I.S.B.N.: 978-84-687-4639-5

Editor responsable: Luis Pugni

Conversión ebook: MT Color & Diseño

Capítulo 1

AUNQUE solía estar allí a esa hora del día, Penélope sabía que no lo encontraría en el establo ese día. Durante el resto del año, C.C. Tremayne siempre se adelantaba a sus hombres para alimentar a los animales, sobre todo desde que la sequía de las últimas semanas hubiera tornado los verdes pastos en hierba seca. Aquel había sido un fuerte revés para el padre de Penélope. Aun con la proximidad del río, el agua era un recurso muy escaso en aquella zona, y los pozos se secaban continuamente, dejando vacíos los tanques de agua.

El oeste de Texas solía ser bastante caluroso a mediados de septiembre, pero, esa tarde, se había levantado una ventisca, y hacía incluso algo de frío. Estaba empezando a oscurecer, y Penélope sabía que si no lograba encontrar a C.C. antes que su padre, las cosas se pondrían muy feas. Ben Mathews y su capataz ya habían tenido sus más y sus menos las últimas semanas, y Penélope no quería que hubiera un enfrentamiento entre ellos.

Penélope estaba segura de que C.C. estaba emborrachándose en algún lugar, porque era «esa fecha» otra vez. Solo Penélope sabía el significado que ese día del año tenía para C.C. Una vez había estado enfermo, con la gripe, y ella había estado cuidándolo. Había tenido una fiebre muy alta, y por su delirio se había enterado de cosas que de otro modo él jamás le habría contado. Claro que ella no le había dicho nada porque sabía que a C.C. no le gustaba que los demás supieran nada de su vida privada, ni siquiera la chica que estaba loca por él. C.C.... así era como lo llamaban todos en el rancho, porque nadie sabía cuál era el nombre tras esas iniciales.

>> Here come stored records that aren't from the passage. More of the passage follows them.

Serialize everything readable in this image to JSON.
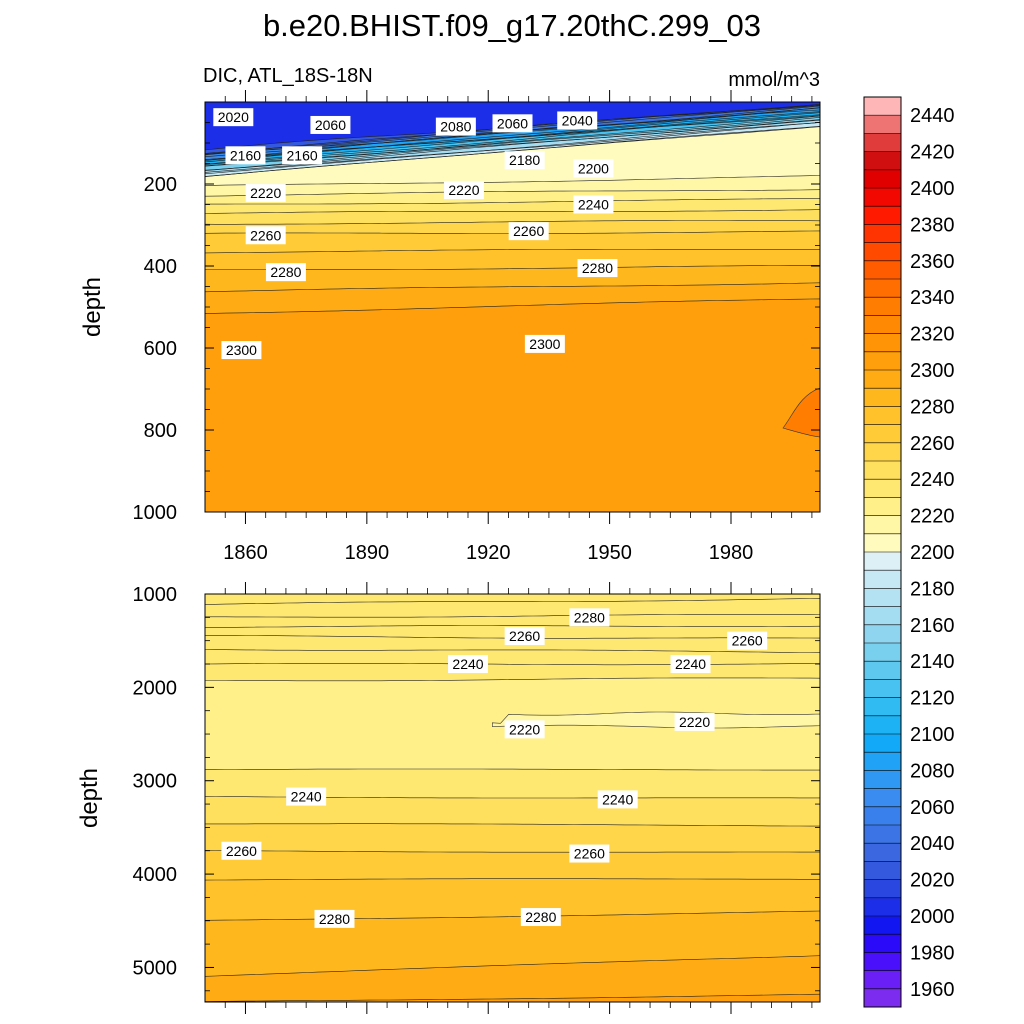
{
  "chart_data": {
    "type": "contour",
    "title": "b.e20.BHIST.f09_g17.20thC.299_03",
    "variable_label": "DIC, ATL_18S-18N",
    "units": "mmol/m^3",
    "colorbar": {
      "levels": [
        1960,
        1970,
        1980,
        1990,
        2000,
        2010,
        2020,
        2030,
        2040,
        2050,
        2060,
        2070,
        2080,
        2090,
        2100,
        2110,
        2120,
        2130,
        2140,
        2150,
        2160,
        2170,
        2180,
        2190,
        2200,
        2210,
        2220,
        2230,
        2240,
        2250,
        2260,
        2270,
        2280,
        2290,
        2300,
        2310,
        2320,
        2330,
        2340,
        2350,
        2360,
        2370,
        2380,
        2390,
        2400,
        2410,
        2420,
        2430,
        2440,
        2450
      ],
      "tick_labels": [
        "1960",
        "1980",
        "2000",
        "2020",
        "2040",
        "2060",
        "2080",
        "2100",
        "2120",
        "2140",
        "2160",
        "2180",
        "2200",
        "2220",
        "2240",
        "2260",
        "2280",
        "2300",
        "2320",
        "2340",
        "2360",
        "2380",
        "2400",
        "2420",
        "2440"
      ],
      "colors": [
        "#7b2cef",
        "#6a1ff6",
        "#4a10fb",
        "#2a0af8",
        "#1216f0",
        "#1c2ee8",
        "#2a48e0",
        "#3458de",
        "#3b68e0",
        "#3c74e6",
        "#3a80ec",
        "#3a8cf0",
        "#2f98f2",
        "#20a2f6",
        "#12aaf8",
        "#1cb2f4",
        "#30bcf2",
        "#48c2f0",
        "#5ec8ee",
        "#78cfee",
        "#8fd5f0",
        "#a4dcf2",
        "#b4e2f2",
        "#c6e8f4",
        "#dcf0f6",
        "#fffbbf",
        "#fff6a6",
        "#fff08a",
        "#ffe872",
        "#ffdf5e",
        "#ffd64a",
        "#ffcc38",
        "#ffc22a",
        "#ffb71e",
        "#ffab14",
        "#ff9f0c",
        "#ff9406",
        "#ff8902",
        "#ff7d00",
        "#ff6e00",
        "#ff5c00",
        "#ff4a00",
        "#ff3400",
        "#ff1a00",
        "#f20800",
        "#e00000",
        "#d01010",
        "#e03c3c",
        "#ee7474",
        "#ffb6b6"
      ]
    },
    "panels": [
      {
        "name": "upper",
        "ylabel": "depth",
        "ylim": [
          0,
          1000
        ],
        "xlim": [
          1850,
          2002
        ],
        "yticks": [
          200,
          400,
          600,
          800,
          1000
        ],
        "xticks": [
          1860,
          1890,
          1920,
          1950,
          1980
        ],
        "contour_labels": [
          {
            "year": 1857,
            "depth": 37,
            "text": "2020"
          },
          {
            "year": 1881,
            "depth": 56,
            "text": "2060"
          },
          {
            "year": 1912,
            "depth": 60,
            "text": "2080"
          },
          {
            "year": 1926,
            "depth": 52,
            "text": "2060"
          },
          {
            "year": 1942,
            "depth": 45,
            "text": "2040"
          },
          {
            "year": 1860,
            "depth": 130,
            "text": "2160"
          },
          {
            "year": 1874,
            "depth": 130,
            "text": "2160"
          },
          {
            "year": 1929,
            "depth": 142,
            "text": "2180"
          },
          {
            "year": 1946,
            "depth": 162,
            "text": "2200"
          },
          {
            "year": 1865,
            "depth": 222,
            "text": "2220"
          },
          {
            "year": 1914,
            "depth": 215,
            "text": "2220"
          },
          {
            "year": 1946,
            "depth": 250,
            "text": "2240"
          },
          {
            "year": 1865,
            "depth": 325,
            "text": "2260"
          },
          {
            "year": 1930,
            "depth": 315,
            "text": "2260"
          },
          {
            "year": 1870,
            "depth": 415,
            "text": "2280"
          },
          {
            "year": 1947,
            "depth": 405,
            "text": "2280"
          },
          {
            "year": 1859,
            "depth": 605,
            "text": "2300"
          },
          {
            "year": 1934,
            "depth": 590,
            "text": "2300"
          }
        ]
      },
      {
        "name": "lower",
        "ylabel": "depth",
        "ylim": [
          1000,
          5370
        ],
        "xlim": [
          1850,
          2002
        ],
        "yticks": [
          1000,
          2000,
          3000,
          4000,
          5000
        ],
        "xticks": [
          1860,
          1890,
          1920,
          1950,
          1980
        ],
        "contour_labels": [
          {
            "year": 1945,
            "depth": 1250,
            "text": "2280"
          },
          {
            "year": 1929,
            "depth": 1450,
            "text": "2260"
          },
          {
            "year": 1984,
            "depth": 1500,
            "text": "2260"
          },
          {
            "year": 1915,
            "depth": 1750,
            "text": "2240"
          },
          {
            "year": 1970,
            "depth": 1750,
            "text": "2240"
          },
          {
            "year": 1929,
            "depth": 2450,
            "text": "2220"
          },
          {
            "year": 1971,
            "depth": 2370,
            "text": "2220"
          },
          {
            "year": 1875,
            "depth": 3170,
            "text": "2240"
          },
          {
            "year": 1952,
            "depth": 3200,
            "text": "2240"
          },
          {
            "year": 1859,
            "depth": 3750,
            "text": "2260"
          },
          {
            "year": 1945,
            "depth": 3780,
            "text": "2260"
          },
          {
            "year": 1882,
            "depth": 4480,
            "text": "2280"
          },
          {
            "year": 1933,
            "depth": 4460,
            "text": "2280"
          }
        ]
      }
    ]
  }
}
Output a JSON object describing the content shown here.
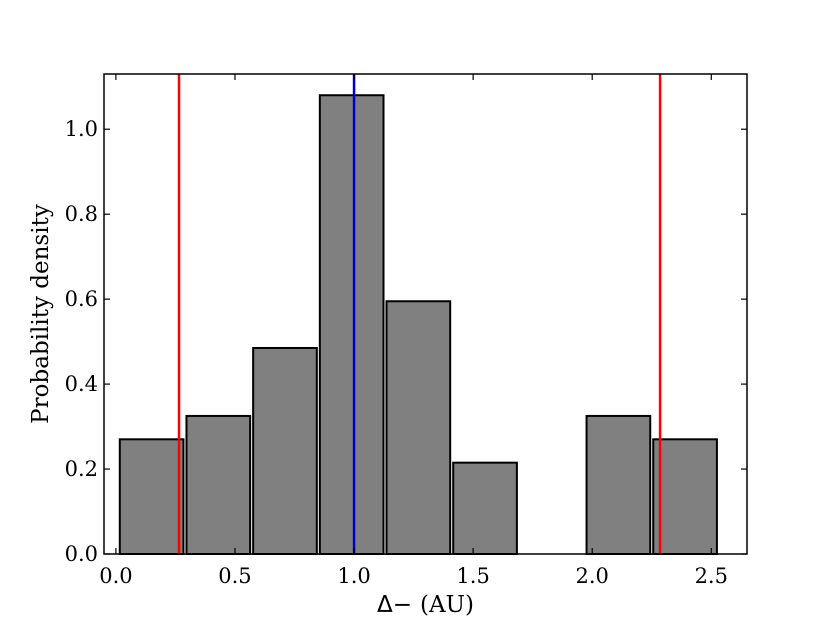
{
  "chart_data": {
    "type": "bar",
    "xlabel_symbol": "Δ−",
    "xlabel_unit": "(AU)",
    "ylabel": "Probability density",
    "xlim": [
      -0.05,
      2.65
    ],
    "ylim": [
      0.0,
      1.13
    ],
    "xticks": [
      0.0,
      0.5,
      1.0,
      1.5,
      2.0,
      2.5
    ],
    "xtick_labels": [
      "0.0",
      "0.5",
      "1.0",
      "1.5",
      "2.0",
      "2.5"
    ],
    "yticks": [
      0.0,
      0.2,
      0.4,
      0.6,
      0.8,
      1.0
    ],
    "ytick_labels": [
      "0.0",
      "0.2",
      "0.4",
      "0.6",
      "0.8",
      "1.0"
    ],
    "bin_width": 0.28,
    "bars": [
      {
        "center": 0.15,
        "value": 0.27
      },
      {
        "center": 0.43,
        "value": 0.325
      },
      {
        "center": 0.71,
        "value": 0.485
      },
      {
        "center": 0.99,
        "value": 1.08
      },
      {
        "center": 1.27,
        "value": 0.595
      },
      {
        "center": 1.55,
        "value": 0.215
      },
      {
        "center": 1.83,
        "value": 0.0
      },
      {
        "center": 2.11,
        "value": 0.325
      },
      {
        "center": 2.39,
        "value": 0.27
      }
    ],
    "bar_color": "#808080",
    "bar_edge_color": "#000000",
    "vlines": [
      {
        "x": 0.265,
        "color": "#ff0000"
      },
      {
        "x": 1.0,
        "color": "#0000cc"
      },
      {
        "x": 2.285,
        "color": "#ff0000"
      }
    ],
    "grid": false
  }
}
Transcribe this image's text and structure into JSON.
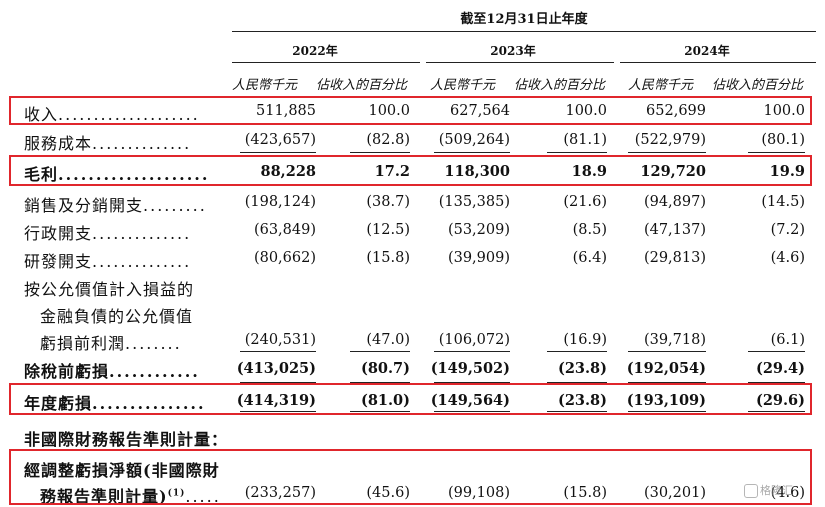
{
  "header": {
    "period": "截至12月31日止年度",
    "years": [
      "2022年",
      "2023年",
      "2024年"
    ],
    "subheaders": [
      "人民幣千元",
      "佔收入的百分比",
      "人民幣千元",
      "佔收入的百分比",
      "人民幣千元",
      "佔收入的百分比"
    ]
  },
  "rows": {
    "revenue": {
      "label": "收入",
      "values": [
        "511,885",
        "100.0",
        "627,564",
        "100.0",
        "652,699",
        "100.0"
      ]
    },
    "cost": {
      "label": "服務成本",
      "values": [
        "(423,657)",
        "(82.8)",
        "(509,264)",
        "(81.1)",
        "(522,979)",
        "(80.1)"
      ]
    },
    "gross": {
      "label": "毛利",
      "values": [
        "88,228",
        "17.2",
        "118,300",
        "18.9",
        "129,720",
        "19.9"
      ]
    },
    "selling": {
      "label": "銷售及分銷開支",
      "values": [
        "(198,124)",
        "(38.7)",
        "(135,385)",
        "(21.6)",
        "(94,897)",
        "(14.5)"
      ]
    },
    "admin": {
      "label": "行政開支",
      "values": [
        "(63,849)",
        "(12.5)",
        "(53,209)",
        "(8.5)",
        "(47,137)",
        "(7.2)"
      ]
    },
    "rnd": {
      "label": "研發開支",
      "values": [
        "(80,662)",
        "(15.8)",
        "(39,909)",
        "(6.4)",
        "(29,813)",
        "(4.6)"
      ]
    },
    "fvloss": {
      "label_line1": "按公允價值計入損益的",
      "label_line2": "金融負債的公允價值",
      "label_line3": "虧損前利潤",
      "values": [
        "(240,531)",
        "(47.0)",
        "(106,072)",
        "(16.9)",
        "(39,718)",
        "(6.1)"
      ]
    },
    "pretax": {
      "label": "除稅前虧損",
      "values": [
        "(413,025)",
        "(80.7)",
        "(149,502)",
        "(23.8)",
        "(192,054)",
        "(29.4)"
      ]
    },
    "annual": {
      "label": "年度虧損",
      "values": [
        "(414,319)",
        "(81.0)",
        "(149,564)",
        "(23.8)",
        "(193,109)",
        "(29.6)"
      ]
    },
    "nonifrs_title": "非國際財務報告準則計量：",
    "adjusted": {
      "label_line1": "經調整虧損淨額(非國際財",
      "label_line2": "務報告準則計量)",
      "footnote": "(1)",
      "values": [
        "(233,257)",
        "(45.6)",
        "(99,108)",
        "(15.8)",
        "(30,201)",
        "(4.6)"
      ]
    }
  },
  "leaders": {
    "revenue": "....................",
    "cost": "..............",
    "gross": "....................",
    "selling": ".........",
    "admin": "..............",
    "rnd": "..............",
    "fvloss": "........",
    "pretax": "............",
    "annual": "...............",
    "adjusted": "....."
  },
  "watermark": "格隆汇",
  "colors": {
    "highlight": "#e0262c"
  }
}
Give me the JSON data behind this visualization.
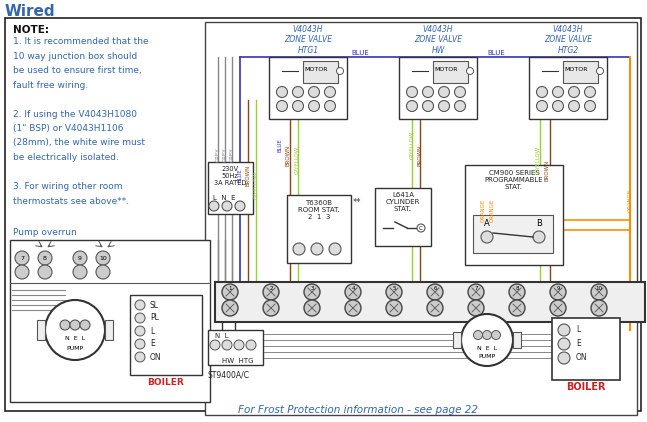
{
  "title": "Wired",
  "bg_color": "#ffffff",
  "border_color": "#333333",
  "frost_text": "For Frost Protection information - see page 22",
  "valve1_label": "V4043H\nZONE VALVE\nHTG1",
  "valve2_label": "V4043H\nZONE VALVE\nHW",
  "valve3_label": "V4043H\nZONE VALVE\nHTG2",
  "power_label": "230V\n50Hz\n3A RATED",
  "lne_label": "L  N  E",
  "room_stat_label": "T6360B\nROOM STAT.\n2  1  3",
  "cyl_stat_label": "L641A\nCYLINDER\nSTAT.",
  "cm900_label": "CM900 SERIES\nPROGRAMMABLE\nSTAT.",
  "st9400_label": "ST9400A/C",
  "hw_htg_label": "HW HTG",
  "boiler_label": "BOILER",
  "pump_label": "PUMP",
  "grey": "#888888",
  "blue": "#3333bb",
  "brown": "#8B4513",
  "gyellow": "#9acd32",
  "orange": "#FF8C00",
  "black": "#222222",
  "label_blue": "#3366aa",
  "frost_color": "#3366aa",
  "note_color": "#3366aa",
  "red_bold": "#cc2222"
}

Sin embargo, el amor de Penélope por C.C. no era un amor correspondido. No, él jamás le había dado muestra alguna de que sintiese algo por ella, pero Penélope no había podido evitar enamorarse de él como una tonta en cuanto pisó el rancho. Entonces ella solo tenía diecinueve años, y su padre lo había contratado como capataz, ya que se acababa de jubilar el hombre que había desempeñado el trabajo hasta ese momento. Había sido un auténtico flechazo. En el instante en que sus ojos se posaron sobre él, alto y atlético, moreno, y de mirada intensa, se enamoró perdidamente de él.

De eso hacía ya tres años, y sus sentimientos seguían siendo los mismos. Probablemente nunca dejaría de amarlo. En ese momento vio luz en el barracón de los peones, y contrajo el rostro disgustada. Tenía que ser C.C. quien estuviera allí, porque todos los hombres estaban fuera, en los pastos, conduciendo al ganado. Seguramente estaba bebiendo, como se temía. Si su padre lo encontraba emborrachándose lo echaría del rancho con cajas destempladas. El alcohol era algo que Ben Mathews no estaba dispuesto a tolerar en su rancho, ni siquiera en un hombre como C.C., a quien respetaba, y por quien sentía bastante simpatía.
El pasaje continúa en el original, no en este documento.